Had Zuerlein connected on the 50-yard attempt, the Rams would have only needed a field goal on the final drive to win. Instead, St. Louis was kept out of the end zone from the Seattle 1-yard line on the final play and walked away without the victory.
Coaching: Head coach Jeff Fisher deserves a ton of credit for putting together a mostly successful game plan for this divisional grudge match.
Despite fielding their backup quarterback, the Rams never really fell out of this game because of a creative rushing attack and a smothering defense.
Loading up the box proved to be a successful way to defend the Seahawks' usually dynamic offense and gave the Rams a chance to win throughout the contest.
First-Half Analysis for St. Louis
Pass Offense: With starting quarterback Sam Bradford out for the season with an ACL injury, backup Kellen Clemens got the starting call against Seattle.
Clemens looked good initially before throwing an interception at the very end of the first quarter.
Unfortunately, that interception led to a series of poor throws that seem to showcase why Clemens has remained a backup at the pro level. He finished the half 6-of-13 for 40 yards with two interceptions.

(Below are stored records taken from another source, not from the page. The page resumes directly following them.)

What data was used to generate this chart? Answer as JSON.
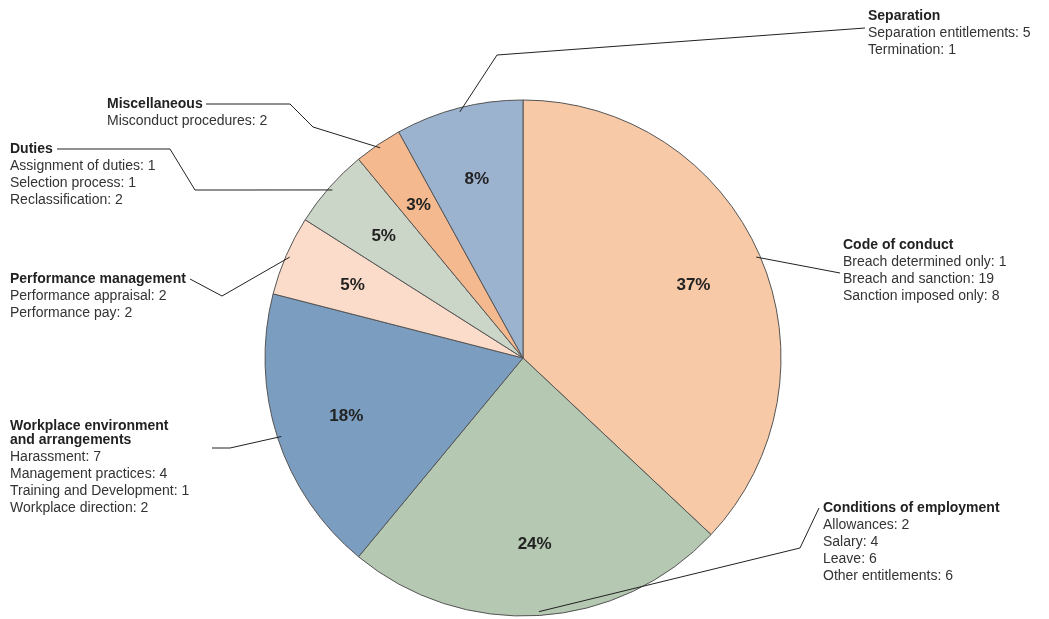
{
  "chart_data": {
    "type": "pie",
    "categories": [
      "Code of conduct",
      "Conditions of employment",
      "Workplace environment and arrangements",
      "Performance management",
      "Duties",
      "Miscellaneous",
      "Separation"
    ],
    "values": [
      37,
      24,
      18,
      5,
      5,
      3,
      8
    ],
    "colors": [
      "#f7c9a6",
      "#b5c8b1",
      "#7b9dc0",
      "#fbdcca",
      "#cbd6c8",
      "#f4b98f",
      "#9cb3cf"
    ],
    "value_labels": [
      "37%",
      "24%",
      "18%",
      "5%",
      "5%",
      "3%",
      "8%"
    ],
    "annotations": [
      "Breach determined only: 1\nBreach and sanction: 19\nSanction imposed only: 8",
      "Allowances: 2\nSalary: 4\nLeave: 6\nOther entitlements: 6",
      "Harassment: 7\nManagement practices: 4\nTraining and Development: 1\nWorkplace direction: 2",
      "Performance appraisal: 2\nPerformance pay: 2",
      "Assignment of duties: 1\nSelection process: 1\nReclassification: 2",
      "Misconduct procedures: 2",
      "Separation entitlements: 5\nTermination: 1"
    ],
    "data_labels": false
  }
}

Run Offense: Rookie running back Zac Stacy may have solidified his position as the Rams starter with his first-half performance.
Coming into this game, the Rams had averaged just 70.6 yards rushing per game as a team. Stacy produced 76 yards on just 13 carries in the first half.
Pass Defense: Usually calm and collected, Seahawks quarterback Russell Wilson was flustered early by the Rams' aggressive defense.
Wilson did throw an early touchdown pass but completed just six of 11 pass attempts for 37 yards while being sacked four times. Three of those sacks came from defensive end Robert Quinn, who earns first-half MVP honors.
Run Defense: The Seahawks came into this game as the league's most productive rushing team with 154.4 yards per game on average.
So far, Seattle has gained a mere 29 yards on 10 carries as a team.
However, St. Louis has done an excellent job of limiting Seattle's ground production by playing close to the line of scrimmage and closing quickly on the ball-carrier.
Special Teams: The St. Louis special teams unit was solid in the first half, though certainly not overly impressive.
Kicker Greg Zuerlein nailed a 33-yard field goal in the first quarter. Meanwhile, punter Johnny Hekker helped with the field-position battle by averaging a respectable 42 yards per kick.
Coaching: The Rams' game plan has worked remarkably well through two quarters of play.
The decision by head coach Jeff Fisher and defensive coordinator Tim Walton to stack the line of scrimmage to prevent the run paid dividends in the first half.
If not for the turnovers by Clemens, the Rams would likely hold a halftime lead in a game in which many believed they would be blown out early.